All this babble about species and cultivars has an important message for you, the consumer. If you want your local market to carry good stuff, the author recommends you find out from what cultivar a good batch of berries was picked, and ask for those berries in preference to inferior berries laid out on other occasions.
The berry encyclopedia has much other useful and interesting information. The common name is useful if you happen to be reading foreign cookbooks, even those written in English, and run across an unusual name. The scientific classification shows who is related to whom. It turns out that many berries, especially the blackberry and raspberry clans are closely related to roses. Figure they had to get those thorns from someone in their family. The habitat and distribution section will give you a really good idea of which species and cultivars you may find in a true `local sources' farmers market. The history is interesting, if for nothing else than to show that berry fruits, barks, and leaves have been used as medicines since the time the Greeks started writing about their tummy aches. `Where They Are Grown Commercially' will give you a good idea of how fresh your megamart produce may be, if it is in season locally. `How to Pick' is essential if you are playing hunter-gatherer. The most common advice is to pick berries in the early morning, before the sun has warmed them up. `How To Buy' is for the us urbanites who do our gathering at SuperFresh. The more important types of berries such as blackberries and raspberries have a sidebar describing the various commercially available varieties.
The book ends with a list of web sites I truly believe you would not find by yourself. Most are of commercial booster groups and academic or state organizations dedicated to studying berry culture.

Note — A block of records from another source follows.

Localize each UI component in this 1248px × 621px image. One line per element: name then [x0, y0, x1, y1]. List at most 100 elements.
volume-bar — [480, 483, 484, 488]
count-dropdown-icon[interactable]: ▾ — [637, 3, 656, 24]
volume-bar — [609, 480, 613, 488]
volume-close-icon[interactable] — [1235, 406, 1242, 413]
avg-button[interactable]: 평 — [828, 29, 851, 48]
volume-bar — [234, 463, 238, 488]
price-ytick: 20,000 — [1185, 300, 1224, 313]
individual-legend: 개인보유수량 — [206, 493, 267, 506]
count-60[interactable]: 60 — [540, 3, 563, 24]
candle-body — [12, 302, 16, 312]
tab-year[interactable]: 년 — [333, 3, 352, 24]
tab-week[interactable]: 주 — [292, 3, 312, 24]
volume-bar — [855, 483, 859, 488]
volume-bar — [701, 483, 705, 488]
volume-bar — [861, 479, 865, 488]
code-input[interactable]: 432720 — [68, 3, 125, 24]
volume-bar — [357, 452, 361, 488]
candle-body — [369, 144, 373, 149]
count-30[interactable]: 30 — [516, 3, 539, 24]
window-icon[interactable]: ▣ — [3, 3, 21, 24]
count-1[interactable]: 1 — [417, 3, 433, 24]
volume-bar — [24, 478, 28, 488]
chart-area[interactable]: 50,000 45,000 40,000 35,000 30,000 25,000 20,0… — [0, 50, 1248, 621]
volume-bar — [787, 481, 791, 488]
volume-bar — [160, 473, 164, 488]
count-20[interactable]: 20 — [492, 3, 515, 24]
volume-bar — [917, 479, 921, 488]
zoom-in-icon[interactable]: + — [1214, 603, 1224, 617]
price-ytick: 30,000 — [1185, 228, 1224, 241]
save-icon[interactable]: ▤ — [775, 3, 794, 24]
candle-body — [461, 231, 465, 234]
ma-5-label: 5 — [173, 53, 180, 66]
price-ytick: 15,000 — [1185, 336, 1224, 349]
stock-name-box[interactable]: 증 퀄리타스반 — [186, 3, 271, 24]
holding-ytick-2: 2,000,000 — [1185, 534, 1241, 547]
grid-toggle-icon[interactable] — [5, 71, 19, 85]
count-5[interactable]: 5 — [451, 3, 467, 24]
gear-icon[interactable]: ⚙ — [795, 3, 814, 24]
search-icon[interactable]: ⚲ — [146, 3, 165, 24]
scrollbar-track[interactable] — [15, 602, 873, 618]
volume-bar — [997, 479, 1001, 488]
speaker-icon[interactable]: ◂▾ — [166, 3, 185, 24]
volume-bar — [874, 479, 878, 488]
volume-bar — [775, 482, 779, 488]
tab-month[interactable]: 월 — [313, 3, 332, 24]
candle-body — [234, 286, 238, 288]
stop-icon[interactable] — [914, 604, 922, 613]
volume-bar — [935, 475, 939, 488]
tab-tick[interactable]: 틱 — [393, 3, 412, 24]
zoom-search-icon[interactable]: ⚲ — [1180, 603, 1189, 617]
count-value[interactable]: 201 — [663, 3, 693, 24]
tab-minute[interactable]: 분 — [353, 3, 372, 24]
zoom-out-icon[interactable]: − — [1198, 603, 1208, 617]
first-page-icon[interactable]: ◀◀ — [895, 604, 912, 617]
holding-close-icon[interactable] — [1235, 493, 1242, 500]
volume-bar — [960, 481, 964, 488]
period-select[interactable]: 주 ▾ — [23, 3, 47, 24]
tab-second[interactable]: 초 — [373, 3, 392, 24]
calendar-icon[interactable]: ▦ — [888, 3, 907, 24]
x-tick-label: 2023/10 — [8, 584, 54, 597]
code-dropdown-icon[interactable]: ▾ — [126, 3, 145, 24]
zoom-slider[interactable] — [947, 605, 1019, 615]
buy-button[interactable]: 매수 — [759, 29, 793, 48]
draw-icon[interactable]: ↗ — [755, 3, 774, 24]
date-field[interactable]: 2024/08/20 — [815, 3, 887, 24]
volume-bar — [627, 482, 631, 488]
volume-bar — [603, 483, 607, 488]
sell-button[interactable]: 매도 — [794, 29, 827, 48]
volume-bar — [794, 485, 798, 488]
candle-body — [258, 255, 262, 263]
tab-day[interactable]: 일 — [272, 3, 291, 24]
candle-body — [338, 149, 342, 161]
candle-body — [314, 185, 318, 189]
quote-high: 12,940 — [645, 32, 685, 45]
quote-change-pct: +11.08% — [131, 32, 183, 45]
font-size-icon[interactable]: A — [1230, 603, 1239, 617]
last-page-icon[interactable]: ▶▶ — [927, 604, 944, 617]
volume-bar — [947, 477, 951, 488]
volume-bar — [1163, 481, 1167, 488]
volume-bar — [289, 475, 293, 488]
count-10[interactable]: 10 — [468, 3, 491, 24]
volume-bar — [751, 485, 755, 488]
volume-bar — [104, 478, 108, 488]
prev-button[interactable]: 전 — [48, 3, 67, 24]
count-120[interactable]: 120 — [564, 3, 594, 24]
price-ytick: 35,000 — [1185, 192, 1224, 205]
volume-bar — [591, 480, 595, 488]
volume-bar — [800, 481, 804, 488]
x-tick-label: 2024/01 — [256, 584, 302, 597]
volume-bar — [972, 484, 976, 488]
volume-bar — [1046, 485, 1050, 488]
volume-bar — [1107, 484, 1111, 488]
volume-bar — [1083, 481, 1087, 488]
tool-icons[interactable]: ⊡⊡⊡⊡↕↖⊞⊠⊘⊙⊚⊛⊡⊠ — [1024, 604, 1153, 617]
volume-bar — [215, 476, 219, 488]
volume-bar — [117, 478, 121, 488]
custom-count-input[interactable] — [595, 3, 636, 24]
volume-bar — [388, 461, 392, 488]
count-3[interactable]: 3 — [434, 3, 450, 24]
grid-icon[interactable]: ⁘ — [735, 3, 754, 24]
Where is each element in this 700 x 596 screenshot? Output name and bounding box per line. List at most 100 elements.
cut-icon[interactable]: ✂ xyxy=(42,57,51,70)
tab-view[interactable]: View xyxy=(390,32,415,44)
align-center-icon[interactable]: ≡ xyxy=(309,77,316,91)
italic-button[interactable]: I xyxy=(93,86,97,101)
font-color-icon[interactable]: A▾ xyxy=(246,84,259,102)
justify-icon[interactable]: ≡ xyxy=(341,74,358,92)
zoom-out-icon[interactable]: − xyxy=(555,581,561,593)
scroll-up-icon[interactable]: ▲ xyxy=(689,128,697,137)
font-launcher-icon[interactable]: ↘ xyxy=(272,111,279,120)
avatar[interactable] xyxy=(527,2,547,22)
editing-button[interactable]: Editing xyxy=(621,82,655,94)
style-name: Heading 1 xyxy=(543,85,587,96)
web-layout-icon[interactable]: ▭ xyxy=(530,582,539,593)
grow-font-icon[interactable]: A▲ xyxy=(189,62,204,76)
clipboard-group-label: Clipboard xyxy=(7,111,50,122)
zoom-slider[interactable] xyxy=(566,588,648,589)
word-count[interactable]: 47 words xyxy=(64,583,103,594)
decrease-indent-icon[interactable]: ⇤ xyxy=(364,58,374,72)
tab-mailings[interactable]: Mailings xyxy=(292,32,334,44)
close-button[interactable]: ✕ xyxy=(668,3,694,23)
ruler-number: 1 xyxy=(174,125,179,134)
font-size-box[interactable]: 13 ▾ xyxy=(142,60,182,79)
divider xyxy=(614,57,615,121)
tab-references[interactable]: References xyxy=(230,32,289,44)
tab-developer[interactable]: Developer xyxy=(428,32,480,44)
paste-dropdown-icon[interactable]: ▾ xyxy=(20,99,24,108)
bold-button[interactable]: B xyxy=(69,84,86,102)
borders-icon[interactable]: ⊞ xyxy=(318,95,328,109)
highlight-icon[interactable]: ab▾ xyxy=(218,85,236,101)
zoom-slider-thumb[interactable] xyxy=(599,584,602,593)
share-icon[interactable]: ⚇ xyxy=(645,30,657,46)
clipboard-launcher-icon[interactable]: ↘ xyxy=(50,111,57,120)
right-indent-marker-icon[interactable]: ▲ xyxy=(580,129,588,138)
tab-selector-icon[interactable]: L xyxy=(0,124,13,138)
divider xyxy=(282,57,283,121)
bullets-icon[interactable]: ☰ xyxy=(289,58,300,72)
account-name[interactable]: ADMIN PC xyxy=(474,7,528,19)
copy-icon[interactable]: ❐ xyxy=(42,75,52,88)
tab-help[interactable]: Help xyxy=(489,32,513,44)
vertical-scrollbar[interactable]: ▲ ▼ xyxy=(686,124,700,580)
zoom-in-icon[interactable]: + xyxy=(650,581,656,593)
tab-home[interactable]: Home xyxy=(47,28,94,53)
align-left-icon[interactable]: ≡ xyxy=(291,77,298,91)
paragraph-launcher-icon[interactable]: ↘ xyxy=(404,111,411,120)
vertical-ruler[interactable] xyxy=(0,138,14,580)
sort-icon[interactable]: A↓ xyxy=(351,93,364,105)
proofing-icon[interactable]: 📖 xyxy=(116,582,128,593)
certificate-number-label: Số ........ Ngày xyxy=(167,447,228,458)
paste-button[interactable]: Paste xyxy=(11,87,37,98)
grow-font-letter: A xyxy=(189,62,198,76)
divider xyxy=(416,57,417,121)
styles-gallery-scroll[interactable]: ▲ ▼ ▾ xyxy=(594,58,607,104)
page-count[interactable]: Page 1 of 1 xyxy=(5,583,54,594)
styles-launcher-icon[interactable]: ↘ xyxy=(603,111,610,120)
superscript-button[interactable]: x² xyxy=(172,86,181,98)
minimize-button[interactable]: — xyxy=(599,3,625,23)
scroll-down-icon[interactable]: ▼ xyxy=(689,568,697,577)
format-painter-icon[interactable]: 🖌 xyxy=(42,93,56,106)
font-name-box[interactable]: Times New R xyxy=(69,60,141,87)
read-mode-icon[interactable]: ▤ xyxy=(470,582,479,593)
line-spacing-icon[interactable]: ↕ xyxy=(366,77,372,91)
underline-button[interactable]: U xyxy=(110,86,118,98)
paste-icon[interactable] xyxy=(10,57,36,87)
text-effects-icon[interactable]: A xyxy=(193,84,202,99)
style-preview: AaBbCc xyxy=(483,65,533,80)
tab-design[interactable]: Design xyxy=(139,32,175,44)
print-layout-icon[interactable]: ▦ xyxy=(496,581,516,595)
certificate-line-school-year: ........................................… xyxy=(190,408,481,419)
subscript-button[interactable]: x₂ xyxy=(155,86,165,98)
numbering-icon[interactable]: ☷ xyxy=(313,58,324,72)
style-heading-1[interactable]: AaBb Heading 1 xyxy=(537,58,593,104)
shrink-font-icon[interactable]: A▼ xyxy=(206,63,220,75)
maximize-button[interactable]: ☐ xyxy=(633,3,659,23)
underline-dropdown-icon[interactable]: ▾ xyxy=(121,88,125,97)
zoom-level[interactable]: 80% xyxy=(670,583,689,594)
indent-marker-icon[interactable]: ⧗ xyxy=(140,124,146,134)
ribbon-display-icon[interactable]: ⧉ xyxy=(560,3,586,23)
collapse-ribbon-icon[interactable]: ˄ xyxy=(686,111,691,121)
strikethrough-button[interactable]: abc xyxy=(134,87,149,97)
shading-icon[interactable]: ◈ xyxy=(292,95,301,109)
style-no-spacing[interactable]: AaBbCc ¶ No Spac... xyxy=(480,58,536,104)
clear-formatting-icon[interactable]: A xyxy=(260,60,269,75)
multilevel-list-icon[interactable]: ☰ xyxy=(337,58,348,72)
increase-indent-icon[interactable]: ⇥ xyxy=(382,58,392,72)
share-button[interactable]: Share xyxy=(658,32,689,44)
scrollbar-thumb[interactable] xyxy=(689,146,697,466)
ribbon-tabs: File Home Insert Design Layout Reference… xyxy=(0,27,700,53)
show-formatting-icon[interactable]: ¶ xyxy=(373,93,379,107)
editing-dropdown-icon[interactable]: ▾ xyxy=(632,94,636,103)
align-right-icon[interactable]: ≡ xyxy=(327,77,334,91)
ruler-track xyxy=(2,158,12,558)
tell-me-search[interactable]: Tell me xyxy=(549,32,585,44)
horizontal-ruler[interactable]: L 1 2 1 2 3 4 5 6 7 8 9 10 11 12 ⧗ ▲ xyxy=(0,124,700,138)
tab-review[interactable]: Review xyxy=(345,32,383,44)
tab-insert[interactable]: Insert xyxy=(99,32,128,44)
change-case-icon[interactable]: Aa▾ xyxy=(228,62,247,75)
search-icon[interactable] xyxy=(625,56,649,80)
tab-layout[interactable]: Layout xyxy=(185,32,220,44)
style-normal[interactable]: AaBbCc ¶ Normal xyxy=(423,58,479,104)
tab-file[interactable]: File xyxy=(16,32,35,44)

The very last section is an excellent little bibliography. You have to love a book that cites both Elizabeth David and the Ukrainian Women's Association of Canada, with a stop at `Leaves in Myth, Magic, and Medicine' along the way.
This is my kind of book. Even if you never want to but blackberries in your barbecue sauce or abandon your Bernard Clayton book on breadmaking, this book will reward you. If it does not, you should find a way to make berries a more important part of your life. They are that important nutroceutically. There, the book will even expand your vocabulary.
Highly recommended for understanding, buying, and using berries for enjoyment and health.